Essendo una nonna adottiva è per me diventato un appuntamento fisso di ogni primo sabato del mese: quante sono vere e profonde le intenzioni delle decine del Rosario che le vostre famiglie adottive preparano! Quante volte mi sono ritrovata in esse e quante volte ho pregato con le vostre parole per i miei nipoti adottivi e i loro genitori.
Sono veramente, in alcune giornate nelle quali sembra andare tutto storto, una grande consolazione! Grazie.
Mi hanno colpito le due immagini della Madonna e di S. Giuseppe che vengono messe durante la recita del Rosario. Non rincordo di averle mai viste prima d’ora.
Hanno un qualche particolare significato per le famiglie adottive?
Grazie per la risposta
Laura

Gentilissima Laura, grazie per la preziosa e importante condivisione nella preghiera mensile del santo rosario dedicato all’accoglienza familiare.
Le due icone che ha potuto osservare sono state appositamente realizzate – scritte – dal Laboratorio di Iconografia del Monastero Benedettino “Mater Ecclesiae” dell’Isola San Giulio sul Lago d’Orta; le monache benedettine, dopo aver incontrato in momenti di comunione e condivisione le famiglie adottive e affidatarie de La Pietra Scartata e del movimento Ai.Bi.
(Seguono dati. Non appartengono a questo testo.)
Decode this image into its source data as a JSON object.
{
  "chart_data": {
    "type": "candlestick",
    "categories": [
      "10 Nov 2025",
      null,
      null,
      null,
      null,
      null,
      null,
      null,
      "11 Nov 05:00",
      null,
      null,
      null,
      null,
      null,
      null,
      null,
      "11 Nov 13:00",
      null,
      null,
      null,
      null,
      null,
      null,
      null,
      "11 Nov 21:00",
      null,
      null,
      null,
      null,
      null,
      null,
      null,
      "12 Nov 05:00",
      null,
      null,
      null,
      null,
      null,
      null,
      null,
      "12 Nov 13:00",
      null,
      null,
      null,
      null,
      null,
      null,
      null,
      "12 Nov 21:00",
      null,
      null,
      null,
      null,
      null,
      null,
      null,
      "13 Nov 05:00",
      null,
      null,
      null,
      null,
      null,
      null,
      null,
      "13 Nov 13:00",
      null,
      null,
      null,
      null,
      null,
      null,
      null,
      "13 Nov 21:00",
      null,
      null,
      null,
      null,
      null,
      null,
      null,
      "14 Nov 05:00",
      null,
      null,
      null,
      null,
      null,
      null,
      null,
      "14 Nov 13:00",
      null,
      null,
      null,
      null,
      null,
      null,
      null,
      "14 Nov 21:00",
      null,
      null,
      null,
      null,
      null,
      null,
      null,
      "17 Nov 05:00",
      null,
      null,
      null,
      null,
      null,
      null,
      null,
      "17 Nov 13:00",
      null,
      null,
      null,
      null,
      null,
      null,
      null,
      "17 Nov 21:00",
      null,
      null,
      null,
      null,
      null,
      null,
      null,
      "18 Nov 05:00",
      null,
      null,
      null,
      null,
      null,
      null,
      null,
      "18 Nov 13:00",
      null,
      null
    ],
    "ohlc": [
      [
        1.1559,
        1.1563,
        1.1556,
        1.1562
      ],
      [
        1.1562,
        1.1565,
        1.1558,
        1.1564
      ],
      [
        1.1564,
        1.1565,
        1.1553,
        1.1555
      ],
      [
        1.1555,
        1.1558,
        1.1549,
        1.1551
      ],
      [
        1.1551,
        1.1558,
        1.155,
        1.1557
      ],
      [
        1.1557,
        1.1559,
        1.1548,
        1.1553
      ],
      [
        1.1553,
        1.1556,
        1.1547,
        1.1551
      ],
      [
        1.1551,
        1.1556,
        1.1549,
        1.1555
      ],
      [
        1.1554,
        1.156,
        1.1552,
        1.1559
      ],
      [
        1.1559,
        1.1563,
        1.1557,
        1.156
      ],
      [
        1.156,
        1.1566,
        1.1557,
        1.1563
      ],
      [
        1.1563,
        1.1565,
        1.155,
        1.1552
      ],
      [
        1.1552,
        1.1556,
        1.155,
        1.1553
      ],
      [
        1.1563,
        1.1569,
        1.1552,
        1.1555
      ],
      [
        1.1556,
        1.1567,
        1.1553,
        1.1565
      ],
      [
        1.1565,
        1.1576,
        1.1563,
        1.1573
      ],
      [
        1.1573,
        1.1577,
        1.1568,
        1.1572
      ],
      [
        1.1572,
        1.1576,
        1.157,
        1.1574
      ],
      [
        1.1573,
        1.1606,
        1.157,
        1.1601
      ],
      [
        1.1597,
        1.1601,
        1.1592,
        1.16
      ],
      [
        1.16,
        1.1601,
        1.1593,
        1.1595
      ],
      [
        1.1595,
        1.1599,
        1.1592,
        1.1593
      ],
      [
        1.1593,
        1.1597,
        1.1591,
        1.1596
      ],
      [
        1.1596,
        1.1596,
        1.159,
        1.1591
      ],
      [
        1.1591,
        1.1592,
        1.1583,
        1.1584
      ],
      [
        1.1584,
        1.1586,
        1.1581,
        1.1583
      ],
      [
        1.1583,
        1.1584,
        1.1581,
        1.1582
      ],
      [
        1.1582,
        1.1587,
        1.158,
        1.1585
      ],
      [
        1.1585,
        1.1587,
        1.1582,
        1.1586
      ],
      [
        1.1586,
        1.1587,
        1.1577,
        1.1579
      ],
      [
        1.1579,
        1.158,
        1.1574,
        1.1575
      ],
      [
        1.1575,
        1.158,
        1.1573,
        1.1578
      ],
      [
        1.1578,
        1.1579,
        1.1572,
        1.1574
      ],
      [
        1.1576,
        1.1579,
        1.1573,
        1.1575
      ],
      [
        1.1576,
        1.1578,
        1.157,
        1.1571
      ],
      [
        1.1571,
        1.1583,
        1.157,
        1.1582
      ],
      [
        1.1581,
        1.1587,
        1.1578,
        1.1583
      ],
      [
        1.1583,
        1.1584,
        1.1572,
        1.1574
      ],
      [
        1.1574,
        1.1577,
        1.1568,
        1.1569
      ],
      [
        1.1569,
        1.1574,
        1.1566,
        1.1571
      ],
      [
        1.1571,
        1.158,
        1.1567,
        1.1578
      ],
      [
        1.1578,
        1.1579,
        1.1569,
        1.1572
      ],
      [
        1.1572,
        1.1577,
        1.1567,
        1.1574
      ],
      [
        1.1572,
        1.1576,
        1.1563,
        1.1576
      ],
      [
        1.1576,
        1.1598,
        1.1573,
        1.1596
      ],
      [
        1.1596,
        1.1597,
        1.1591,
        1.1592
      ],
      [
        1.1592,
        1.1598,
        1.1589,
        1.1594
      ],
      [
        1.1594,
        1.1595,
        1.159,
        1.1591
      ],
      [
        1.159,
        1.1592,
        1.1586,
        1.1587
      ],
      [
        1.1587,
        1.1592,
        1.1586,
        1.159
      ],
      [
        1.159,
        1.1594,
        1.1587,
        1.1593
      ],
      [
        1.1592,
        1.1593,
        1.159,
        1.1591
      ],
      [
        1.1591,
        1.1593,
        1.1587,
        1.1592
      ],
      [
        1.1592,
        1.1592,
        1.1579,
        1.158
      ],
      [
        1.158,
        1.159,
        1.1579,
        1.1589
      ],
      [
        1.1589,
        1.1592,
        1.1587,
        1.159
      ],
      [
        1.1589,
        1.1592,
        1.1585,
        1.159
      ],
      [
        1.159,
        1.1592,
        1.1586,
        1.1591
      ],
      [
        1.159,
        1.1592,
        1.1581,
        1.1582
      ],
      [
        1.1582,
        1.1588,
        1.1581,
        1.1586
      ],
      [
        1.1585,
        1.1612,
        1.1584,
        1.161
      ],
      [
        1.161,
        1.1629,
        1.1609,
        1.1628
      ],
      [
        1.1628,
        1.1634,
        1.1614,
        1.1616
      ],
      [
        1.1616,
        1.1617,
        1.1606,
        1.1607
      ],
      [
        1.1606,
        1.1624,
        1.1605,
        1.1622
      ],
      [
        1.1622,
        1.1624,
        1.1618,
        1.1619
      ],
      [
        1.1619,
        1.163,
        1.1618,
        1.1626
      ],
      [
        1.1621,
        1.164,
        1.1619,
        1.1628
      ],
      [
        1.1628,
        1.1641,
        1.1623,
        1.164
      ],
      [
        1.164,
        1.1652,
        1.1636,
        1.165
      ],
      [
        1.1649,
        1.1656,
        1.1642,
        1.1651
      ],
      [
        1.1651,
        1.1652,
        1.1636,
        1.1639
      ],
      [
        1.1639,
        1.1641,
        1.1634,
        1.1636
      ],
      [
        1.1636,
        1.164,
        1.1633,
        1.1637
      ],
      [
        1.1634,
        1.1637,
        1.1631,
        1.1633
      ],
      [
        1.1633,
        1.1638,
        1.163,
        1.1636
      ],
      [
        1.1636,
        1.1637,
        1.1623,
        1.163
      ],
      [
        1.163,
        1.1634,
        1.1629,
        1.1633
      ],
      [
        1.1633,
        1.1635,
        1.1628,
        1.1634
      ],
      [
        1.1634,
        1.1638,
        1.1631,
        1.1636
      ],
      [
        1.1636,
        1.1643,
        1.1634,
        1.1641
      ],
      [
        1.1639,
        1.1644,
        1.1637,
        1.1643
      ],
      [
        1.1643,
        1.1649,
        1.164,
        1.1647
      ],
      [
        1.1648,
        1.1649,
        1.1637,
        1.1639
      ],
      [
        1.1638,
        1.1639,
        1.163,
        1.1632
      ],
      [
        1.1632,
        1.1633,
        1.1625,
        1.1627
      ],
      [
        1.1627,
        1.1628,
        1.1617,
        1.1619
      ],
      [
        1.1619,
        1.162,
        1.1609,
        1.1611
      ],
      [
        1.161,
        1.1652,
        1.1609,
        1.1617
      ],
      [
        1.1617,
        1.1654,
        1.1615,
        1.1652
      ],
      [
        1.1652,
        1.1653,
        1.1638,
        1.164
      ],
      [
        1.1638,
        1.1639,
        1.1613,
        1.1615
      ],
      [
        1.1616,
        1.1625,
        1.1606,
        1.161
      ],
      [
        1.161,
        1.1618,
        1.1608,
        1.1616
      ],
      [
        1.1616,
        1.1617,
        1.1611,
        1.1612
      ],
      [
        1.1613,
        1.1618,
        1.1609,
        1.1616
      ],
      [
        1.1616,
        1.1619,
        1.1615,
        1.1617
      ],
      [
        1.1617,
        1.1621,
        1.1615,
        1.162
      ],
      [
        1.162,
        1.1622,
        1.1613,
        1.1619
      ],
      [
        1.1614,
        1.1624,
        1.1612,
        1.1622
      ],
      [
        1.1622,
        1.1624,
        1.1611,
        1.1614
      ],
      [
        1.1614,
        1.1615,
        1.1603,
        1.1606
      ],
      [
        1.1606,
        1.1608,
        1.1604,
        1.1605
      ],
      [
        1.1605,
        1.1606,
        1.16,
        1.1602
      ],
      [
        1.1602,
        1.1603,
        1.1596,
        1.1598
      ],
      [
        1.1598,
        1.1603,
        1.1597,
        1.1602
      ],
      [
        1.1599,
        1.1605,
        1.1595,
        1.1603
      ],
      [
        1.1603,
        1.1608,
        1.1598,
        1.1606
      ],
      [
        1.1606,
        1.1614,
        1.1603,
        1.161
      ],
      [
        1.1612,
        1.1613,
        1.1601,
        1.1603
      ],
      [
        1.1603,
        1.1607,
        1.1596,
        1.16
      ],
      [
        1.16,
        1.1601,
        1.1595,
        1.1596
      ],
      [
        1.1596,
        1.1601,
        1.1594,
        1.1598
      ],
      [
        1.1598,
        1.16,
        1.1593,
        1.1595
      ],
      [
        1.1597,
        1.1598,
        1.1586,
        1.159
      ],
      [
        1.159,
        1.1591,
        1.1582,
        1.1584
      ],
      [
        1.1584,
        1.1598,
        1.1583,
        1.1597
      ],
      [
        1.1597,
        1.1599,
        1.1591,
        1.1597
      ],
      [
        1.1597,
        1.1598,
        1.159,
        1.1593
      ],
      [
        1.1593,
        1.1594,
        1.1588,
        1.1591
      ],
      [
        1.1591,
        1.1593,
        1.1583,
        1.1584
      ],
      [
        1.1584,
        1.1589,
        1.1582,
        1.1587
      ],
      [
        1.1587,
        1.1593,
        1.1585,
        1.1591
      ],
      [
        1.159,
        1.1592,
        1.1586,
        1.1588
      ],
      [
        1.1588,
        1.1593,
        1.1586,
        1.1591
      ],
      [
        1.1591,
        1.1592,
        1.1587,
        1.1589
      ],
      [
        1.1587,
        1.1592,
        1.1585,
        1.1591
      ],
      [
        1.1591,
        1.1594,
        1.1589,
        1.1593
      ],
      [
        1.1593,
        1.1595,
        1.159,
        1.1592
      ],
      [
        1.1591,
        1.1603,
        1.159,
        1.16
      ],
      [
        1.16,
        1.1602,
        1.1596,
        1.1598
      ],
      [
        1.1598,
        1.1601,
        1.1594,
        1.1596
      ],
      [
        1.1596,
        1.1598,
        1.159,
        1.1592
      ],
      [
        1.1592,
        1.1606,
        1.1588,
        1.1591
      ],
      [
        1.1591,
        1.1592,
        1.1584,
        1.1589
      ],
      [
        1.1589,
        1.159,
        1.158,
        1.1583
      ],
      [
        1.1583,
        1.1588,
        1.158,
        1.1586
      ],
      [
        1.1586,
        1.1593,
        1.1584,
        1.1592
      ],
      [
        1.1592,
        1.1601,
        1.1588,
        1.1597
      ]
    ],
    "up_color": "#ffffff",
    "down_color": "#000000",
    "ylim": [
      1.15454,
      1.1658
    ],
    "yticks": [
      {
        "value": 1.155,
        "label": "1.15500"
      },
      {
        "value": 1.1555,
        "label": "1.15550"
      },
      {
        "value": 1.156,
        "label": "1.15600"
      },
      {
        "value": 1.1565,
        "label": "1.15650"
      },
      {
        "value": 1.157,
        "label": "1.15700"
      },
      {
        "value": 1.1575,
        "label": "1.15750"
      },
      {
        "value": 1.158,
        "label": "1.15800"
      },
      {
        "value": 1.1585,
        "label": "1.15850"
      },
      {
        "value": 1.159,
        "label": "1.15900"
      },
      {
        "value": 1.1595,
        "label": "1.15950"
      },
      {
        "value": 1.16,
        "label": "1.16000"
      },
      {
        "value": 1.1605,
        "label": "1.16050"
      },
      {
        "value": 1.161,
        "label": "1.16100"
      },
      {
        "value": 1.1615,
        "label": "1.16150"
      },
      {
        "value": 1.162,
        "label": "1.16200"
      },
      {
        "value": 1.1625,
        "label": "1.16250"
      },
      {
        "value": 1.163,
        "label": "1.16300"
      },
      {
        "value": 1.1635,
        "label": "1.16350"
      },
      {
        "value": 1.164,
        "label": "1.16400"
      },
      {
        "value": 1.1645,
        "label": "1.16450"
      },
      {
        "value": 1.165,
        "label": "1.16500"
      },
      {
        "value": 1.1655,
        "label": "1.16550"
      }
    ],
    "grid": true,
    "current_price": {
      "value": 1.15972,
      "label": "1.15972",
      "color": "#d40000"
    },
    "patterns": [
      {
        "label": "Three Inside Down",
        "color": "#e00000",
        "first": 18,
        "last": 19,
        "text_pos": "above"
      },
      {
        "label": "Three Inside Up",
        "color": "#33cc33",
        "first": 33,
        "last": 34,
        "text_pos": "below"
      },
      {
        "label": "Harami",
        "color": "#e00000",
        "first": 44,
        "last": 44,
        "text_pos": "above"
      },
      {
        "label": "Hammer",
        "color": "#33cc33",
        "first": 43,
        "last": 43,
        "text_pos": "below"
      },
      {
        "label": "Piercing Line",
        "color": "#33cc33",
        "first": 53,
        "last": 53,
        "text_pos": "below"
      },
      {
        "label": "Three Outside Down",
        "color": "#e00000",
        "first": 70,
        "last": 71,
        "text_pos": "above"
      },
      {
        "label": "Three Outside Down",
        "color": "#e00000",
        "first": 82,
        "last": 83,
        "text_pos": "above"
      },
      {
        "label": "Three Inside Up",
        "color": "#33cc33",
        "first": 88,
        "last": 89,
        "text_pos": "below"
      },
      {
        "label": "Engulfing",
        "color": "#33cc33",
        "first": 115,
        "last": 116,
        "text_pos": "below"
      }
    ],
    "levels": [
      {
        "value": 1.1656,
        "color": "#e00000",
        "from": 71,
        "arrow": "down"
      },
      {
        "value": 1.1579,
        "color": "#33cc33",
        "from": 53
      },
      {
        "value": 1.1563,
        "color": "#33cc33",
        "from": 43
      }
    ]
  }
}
Amici dei Bambini, ascoltando la loro esperienza e raccolto la spiritualità del loro specifico carisma, hanno ideato e composto le due icone, una dedicata a Maria (nel 2009) e l’altra a Giuseppe (nel 2011), raccogliendo volentieri l’incarico e il desiderio espresso dalle famiglie dei due enti.
Le due icone sono emblematiche ed evocative della spiritualità propria delle famiglie accoglienti, ne sono al contempo frutto e ispirazione: i genitori di Gesù, esprimono all’unisono il volto della fecondità coniugale, nella generazione e nell’accoglienza.
L’icona dedicata a Maria Madre di Dio del “segno”, la sua immagine centrale e il percorso tracciato dalle quattro scene laterali in cui l’icona si articola e sviluppa, è presentata in un contributo introduttivo di suor Maria Maura Caramori della comunità monastica dell’Isola di san Giulio, pubblicato sul fascicolo n. 5 della rivista “Lemà sabactàni?” (Lemà Sabactàni? n. 5 anno III – giugno 2010 (fondazioneaibi.it)). Nello stesso fascicolo è inoltre ospitato il testo di una contemplazione dell’icona, così come vissuta e proposta da Marco Griffini.
L’icona dedicata alla paternità adottiva di Giuseppe – sempre realizzata da monache che, per la grazia di Dio, hanno consacrato la loro vita alla preghiera, alla lode, al silenzio, vivendo nella clausura –, è invece presentata ed illustrata nel n. 11(2011) del bollettino “La Pietra Scartata” disponibile on line al seguente link: novembre 2011 Anno VI (aibi.it).
Copie delle due icone (in originale sono custodite presso la sede delle due associazioni) sono peraltro acquistabili anche on line seguendo i seguenti link: Maria nel mistero dell’adozione – Icona litografica, su foglia oro 23 Kt (fondazioneaibi.it); Giuseppe nel mistero dell’adozione – Icona litografica, su foglia oro 23 Kt (fondazioneaibi.it).
Le monache del Monastero Benedettino “Mater Ecclesiae” ci hanno sempre ricordato che “chi pregherà davanti a queste immagini potrà sentirsi ricordato e sostenuto dalla preghiera della Comunità monastica”.